Victoria GillScience correspondent
She was a serene force of nature. And she never wavered in her mission to help the animals she dedicated her life to.
When I interviewed Dame Jane Goodall last year, she radiated calm even as she insisted that our planet was facing a great extinction crisis.
During a slightly blurry video call, I saw her toy monkey, Mr. X, behind her.
A friend gave her this toy almost 30 years ago. Dr. Goodall, who was 90 years old when we spoke, was still traveling the world with Mr. X.
Researchers I spoke with this evening whose work was inspired by Dr. Goodall or who were simply inspired by her energy are shocked by her death at the age of 91.
Professor Kath Hobaiter of the University of St Andrews, who has worked with chimpanzees studying their communication for over 15 years, told me that one of the reasons Dr Goodall had such an impact was because “she gave up what she loved – spending time with her beloved chimpanzees – to tirelessly travel the world and share her passion with everyone she loved.” she met.”
In the many years that Jane Goodall observed and studied chimpanzees, she revolutionized our understanding of our closest primate relatives.
The key to her innovative discoveries was her curiosity and ability to quietly observe.
Getty ImagesIt was during her stay in the Gombe Rainforest Reserve in Tanzania when she stopped to watch a male chimpanzee foraging for food.
The chimpanzee took a branch, bent it and cleared it of leaves, and then put it into a termite nest.
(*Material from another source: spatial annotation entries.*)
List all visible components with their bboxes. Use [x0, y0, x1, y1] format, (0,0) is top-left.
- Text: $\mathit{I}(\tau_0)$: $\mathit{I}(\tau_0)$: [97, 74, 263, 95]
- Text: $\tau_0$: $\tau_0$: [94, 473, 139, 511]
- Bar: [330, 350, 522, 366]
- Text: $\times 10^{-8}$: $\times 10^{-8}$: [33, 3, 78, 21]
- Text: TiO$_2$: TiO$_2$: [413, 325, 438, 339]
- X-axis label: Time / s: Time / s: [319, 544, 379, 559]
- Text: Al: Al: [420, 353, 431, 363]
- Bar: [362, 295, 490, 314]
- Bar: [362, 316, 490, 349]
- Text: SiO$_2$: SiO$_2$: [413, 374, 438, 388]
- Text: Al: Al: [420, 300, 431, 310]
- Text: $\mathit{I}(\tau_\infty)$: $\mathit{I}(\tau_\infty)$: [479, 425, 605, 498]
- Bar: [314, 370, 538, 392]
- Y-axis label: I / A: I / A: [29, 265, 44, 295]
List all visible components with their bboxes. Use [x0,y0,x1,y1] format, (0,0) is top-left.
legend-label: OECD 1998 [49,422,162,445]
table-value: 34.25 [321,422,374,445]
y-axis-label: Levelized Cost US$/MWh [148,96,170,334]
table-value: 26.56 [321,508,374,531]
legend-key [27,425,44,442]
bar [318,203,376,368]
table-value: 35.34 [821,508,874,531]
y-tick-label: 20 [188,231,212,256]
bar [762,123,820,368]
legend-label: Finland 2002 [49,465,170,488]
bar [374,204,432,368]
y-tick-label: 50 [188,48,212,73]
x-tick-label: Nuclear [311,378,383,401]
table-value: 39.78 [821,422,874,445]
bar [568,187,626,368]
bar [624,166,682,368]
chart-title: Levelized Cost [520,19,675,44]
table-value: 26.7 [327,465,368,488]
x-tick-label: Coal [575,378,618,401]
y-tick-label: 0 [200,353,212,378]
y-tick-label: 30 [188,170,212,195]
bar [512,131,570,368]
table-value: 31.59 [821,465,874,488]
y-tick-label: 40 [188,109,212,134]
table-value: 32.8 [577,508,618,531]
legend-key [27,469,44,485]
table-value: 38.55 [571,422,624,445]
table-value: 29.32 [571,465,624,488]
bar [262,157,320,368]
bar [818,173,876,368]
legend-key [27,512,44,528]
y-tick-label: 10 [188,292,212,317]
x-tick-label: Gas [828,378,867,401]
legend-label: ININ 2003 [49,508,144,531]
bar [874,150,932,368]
He then used this torn, bent branch to put the termites into his mouth.
This observation, made in 1960, challenged the belief that only humans create and use tools.
Even as she changed our understanding of the natural world, Dr. Goodall faced cynicism and sexism. She had no formal training as a scientist. And this was unusual for the 1960s.
Her work in Gombe showed that chimpanzees also form strong family bonds and even engage in turf wars.
But her approach – communicating so closely with the animals she studied, naming them and even referring to them as “my friends” – made her unpopular with the male-dominated scientific establishment.
Her supervisor and mentor, Professor Louis Leakey, saw value in this informality.
“He wanted someone whose mind wasn't confused by science's reductionist attitude towards animals,” she said.
Getty ImagesNow the scientific establishment is experiencing the loss of a great scientist.
Adrian Smith, president of the Royal Society, described her as “an amazing scientist who has inspired people to look at the natural world in new ways.”
Roger Highfield of the Science Museum in London, which awarded Dr Goodall a fellowship earlier this year, called her an “inspiration”.
“She was formidable and it's incredibly shocking news because she completely changed the way we think about other species and ourselves – she challenged human exceptionalism,” he said.
Jane Goodall eventually turned her attention from her chimpanzees to spreading the word about conservation.
When she talked to me about BBC Inside Science in 2024She promoted the tree planting and habitat restoration mission her eponymous foundation was doing in Uganda.
“We still have time to slow climate change and biodiversity loss,” she said at the time. “But that window is closing.”
Professor Hobaiter, one of many scientists inspired by Dr Goodall, told me: “Jane will be the first person to tell us that what the world needs now is not sadness over her loss, but an opportunity to get to work.
“We all have a lot to do to make sure we are not the last generation living alongside wild chimpanzees.”